11. San Diego Chargers—I've never seen a team dominate the other the way the Chargers did the Vikings and only win by seven points.

12. Detroit Lions—Matthew Stafford and Calvin Johnson already have a connection. Uh oh!

13. Dallas Cowboys—I see Tony Romo is staying consistent over the years: Making the key mistake at the end of game.

14. Washington Redskins—When Rex Grossman said the Redskins could win the NFC East, I laughed. I still giggle at the comment, but it's a little more believable.

15. Buffalo Bills—I wonder how many people have Ryan Fitzpatrick on their fantasy teams. Whatever the number was, it's at least double that after last week.

16. Arizona Cardinals—I know they were playing the Panthers, but this passing game looks extremely good with Kevin Kolb under center. 

17. Cincinnati Bengals—The team that everybody had (including me) ranked dead last before the season started won and played somewhat impressively.

18. Oakland Raiders—Tell me how Darren McFadden misses the preseason with an injury and performs better than a lot of running backs who weren't hurt and played in preseason.

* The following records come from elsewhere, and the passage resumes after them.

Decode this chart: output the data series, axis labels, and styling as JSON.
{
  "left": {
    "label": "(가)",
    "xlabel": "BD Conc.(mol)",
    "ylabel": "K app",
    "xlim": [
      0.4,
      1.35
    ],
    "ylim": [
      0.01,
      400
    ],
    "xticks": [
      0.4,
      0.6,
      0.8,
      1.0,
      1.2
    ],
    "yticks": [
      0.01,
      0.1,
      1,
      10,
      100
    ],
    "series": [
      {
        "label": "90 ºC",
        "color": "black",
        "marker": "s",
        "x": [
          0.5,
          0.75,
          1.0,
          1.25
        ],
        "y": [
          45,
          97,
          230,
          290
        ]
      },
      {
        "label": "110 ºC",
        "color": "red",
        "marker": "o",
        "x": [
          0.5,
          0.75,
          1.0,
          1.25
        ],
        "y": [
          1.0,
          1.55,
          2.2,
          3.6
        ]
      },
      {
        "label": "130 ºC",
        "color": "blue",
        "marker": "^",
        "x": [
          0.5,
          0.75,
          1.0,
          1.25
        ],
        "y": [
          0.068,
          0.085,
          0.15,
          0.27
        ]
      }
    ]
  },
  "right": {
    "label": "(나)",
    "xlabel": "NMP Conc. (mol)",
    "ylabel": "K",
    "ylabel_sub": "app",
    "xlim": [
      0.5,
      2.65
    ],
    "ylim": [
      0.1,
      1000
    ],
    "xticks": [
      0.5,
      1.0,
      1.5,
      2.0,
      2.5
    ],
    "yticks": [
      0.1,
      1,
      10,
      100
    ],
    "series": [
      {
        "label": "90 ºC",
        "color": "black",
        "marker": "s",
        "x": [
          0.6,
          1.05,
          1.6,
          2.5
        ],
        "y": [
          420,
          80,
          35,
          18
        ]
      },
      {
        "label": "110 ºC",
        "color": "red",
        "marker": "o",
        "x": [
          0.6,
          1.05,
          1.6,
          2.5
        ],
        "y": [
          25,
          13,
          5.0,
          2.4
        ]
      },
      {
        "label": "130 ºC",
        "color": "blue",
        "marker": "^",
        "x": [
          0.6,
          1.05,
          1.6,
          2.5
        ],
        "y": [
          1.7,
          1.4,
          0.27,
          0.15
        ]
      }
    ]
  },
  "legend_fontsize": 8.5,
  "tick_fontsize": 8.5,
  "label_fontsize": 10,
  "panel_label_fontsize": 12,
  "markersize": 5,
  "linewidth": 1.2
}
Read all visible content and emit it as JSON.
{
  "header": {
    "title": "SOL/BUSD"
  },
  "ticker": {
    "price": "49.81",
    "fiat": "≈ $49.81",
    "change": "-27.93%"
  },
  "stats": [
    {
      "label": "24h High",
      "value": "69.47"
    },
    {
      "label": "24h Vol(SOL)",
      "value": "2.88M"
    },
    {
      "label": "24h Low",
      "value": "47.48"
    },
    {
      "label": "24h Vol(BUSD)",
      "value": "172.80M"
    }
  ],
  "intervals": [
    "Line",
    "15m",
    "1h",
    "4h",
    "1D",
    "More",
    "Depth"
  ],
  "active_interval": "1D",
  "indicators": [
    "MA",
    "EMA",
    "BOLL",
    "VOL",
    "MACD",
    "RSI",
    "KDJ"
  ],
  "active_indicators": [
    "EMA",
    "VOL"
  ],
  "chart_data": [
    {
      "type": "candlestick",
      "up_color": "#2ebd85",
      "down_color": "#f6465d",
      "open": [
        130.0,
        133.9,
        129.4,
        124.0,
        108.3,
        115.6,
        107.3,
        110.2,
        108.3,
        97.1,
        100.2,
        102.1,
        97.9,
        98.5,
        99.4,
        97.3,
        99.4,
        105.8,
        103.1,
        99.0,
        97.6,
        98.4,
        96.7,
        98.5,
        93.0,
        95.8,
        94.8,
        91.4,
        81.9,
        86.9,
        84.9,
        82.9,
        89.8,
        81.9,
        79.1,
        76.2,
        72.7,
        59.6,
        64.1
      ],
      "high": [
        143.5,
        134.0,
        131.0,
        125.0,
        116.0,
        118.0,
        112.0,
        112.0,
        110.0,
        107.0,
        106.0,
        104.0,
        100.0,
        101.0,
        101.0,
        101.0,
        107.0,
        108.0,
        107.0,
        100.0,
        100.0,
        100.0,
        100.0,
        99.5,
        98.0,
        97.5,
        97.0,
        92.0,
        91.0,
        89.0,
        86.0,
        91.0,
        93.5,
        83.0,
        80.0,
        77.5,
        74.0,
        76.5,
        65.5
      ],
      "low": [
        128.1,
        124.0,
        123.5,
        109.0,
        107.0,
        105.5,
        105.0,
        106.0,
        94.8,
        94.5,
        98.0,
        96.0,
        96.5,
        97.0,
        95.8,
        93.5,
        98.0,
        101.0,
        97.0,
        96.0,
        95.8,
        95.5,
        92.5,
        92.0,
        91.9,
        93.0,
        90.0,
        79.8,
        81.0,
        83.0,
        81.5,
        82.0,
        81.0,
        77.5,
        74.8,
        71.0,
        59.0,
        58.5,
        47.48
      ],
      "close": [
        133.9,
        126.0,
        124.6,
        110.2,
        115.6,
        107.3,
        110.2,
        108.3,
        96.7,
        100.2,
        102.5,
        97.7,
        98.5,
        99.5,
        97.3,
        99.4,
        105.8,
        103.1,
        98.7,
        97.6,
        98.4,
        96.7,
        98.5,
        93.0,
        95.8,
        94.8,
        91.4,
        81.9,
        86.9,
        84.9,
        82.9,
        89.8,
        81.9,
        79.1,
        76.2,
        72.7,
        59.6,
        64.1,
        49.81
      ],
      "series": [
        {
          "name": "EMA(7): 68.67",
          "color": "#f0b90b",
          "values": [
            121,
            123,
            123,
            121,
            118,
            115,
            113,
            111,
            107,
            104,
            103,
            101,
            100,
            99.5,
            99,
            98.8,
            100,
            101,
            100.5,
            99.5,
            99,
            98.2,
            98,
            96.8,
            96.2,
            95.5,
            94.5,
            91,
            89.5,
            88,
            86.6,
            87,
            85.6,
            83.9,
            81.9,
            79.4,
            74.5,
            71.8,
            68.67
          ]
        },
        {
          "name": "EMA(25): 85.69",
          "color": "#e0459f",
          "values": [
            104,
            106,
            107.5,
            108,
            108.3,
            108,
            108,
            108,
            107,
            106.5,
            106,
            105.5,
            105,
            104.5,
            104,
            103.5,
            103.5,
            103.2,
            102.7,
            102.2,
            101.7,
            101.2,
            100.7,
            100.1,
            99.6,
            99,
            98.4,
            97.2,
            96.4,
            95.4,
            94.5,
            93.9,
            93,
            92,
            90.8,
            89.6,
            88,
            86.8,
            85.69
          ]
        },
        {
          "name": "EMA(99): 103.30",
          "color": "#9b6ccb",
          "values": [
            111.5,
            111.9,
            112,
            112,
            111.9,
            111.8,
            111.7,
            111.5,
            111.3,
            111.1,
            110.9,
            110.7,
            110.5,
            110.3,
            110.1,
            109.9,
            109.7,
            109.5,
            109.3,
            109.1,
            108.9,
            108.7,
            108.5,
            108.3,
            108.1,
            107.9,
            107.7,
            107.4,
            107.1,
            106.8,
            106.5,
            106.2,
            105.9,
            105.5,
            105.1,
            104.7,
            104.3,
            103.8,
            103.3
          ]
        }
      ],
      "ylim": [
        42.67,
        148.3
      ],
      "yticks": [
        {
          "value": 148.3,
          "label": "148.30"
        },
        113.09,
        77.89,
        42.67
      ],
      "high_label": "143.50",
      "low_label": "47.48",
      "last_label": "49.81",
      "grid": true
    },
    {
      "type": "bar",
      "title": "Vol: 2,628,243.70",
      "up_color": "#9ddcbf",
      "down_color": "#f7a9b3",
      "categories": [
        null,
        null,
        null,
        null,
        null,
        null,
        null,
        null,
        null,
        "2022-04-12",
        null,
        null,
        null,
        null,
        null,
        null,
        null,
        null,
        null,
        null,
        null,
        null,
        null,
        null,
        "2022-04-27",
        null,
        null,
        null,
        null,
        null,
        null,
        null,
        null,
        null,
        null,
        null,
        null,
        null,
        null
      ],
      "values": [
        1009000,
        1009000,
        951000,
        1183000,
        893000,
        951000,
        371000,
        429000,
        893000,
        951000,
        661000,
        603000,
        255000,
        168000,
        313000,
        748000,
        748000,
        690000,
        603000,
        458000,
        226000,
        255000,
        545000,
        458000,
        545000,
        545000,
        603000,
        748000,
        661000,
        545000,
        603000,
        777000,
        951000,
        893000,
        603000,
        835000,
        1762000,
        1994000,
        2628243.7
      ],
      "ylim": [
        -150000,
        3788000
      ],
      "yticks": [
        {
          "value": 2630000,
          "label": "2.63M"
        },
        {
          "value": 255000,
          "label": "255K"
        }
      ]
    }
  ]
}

19. Miami Dolphins—The Dolphins secondary just gave up another 100 passing yards while I was typing this.

20. San Fransisco 49ers—When Ted Gin has more touchdowns than Matt Ryan and Ben Roethlisberger combined, there's a problem.

21. Minnesota Vikings—There should be a rule: When you're getting paid like Adrian Peterson and you don't score a touchdown, you don't get a paycheck.

22. Jacksonville Jaguars—Maurice Jones-Drew said the knee was fine and I believe him after the performance he put on in the victory over the Titans.

23. Denver Broncos—Can we please bring back the Kyle Orton or Tim Tebow debate? That was fun!

24. Carolina Panthers—What a game for rookie Cam Newton in a losing effort. The best news of all though, is that he is ruled eligible to play. 

25. Tampa Bay Buccaneers—Tampa Bay has to get more pressure on the quarterbacks if their defense expects to be effective.

26. St. Louis Rams—Cadillac Williams had 19 carries and didn't get hurt, but a ton of other Rams did.

27. New York Giants—Injuries to the defense, getting embarrassed by a division rival on the road; the Giants had one of the worst weeks of any NFL team.

28.  Indianapolis Colts—Can Peyton Manning win this year's MVP without even playing? Just look at the Colts' performance and it'll show you just how valuable he really is.

29. Cleveland Browns—Maybe the Browns should have gone with Case McCoy instead.

30. Tennessee Titans—Why do players hold out and then play like trash the next game? The running back on the practice squad could average 2.4 yards per carry.

31. Kansas City Chiefs—I'm not ready to totally give up on the Chiefs just yet, but they got slaughtered by Buffalo and lost Eric Berry for the season.

32. Seattle Seahawks— I want to know how Seattle was down by two. I got up to use the restroom, came back and they were down by 16.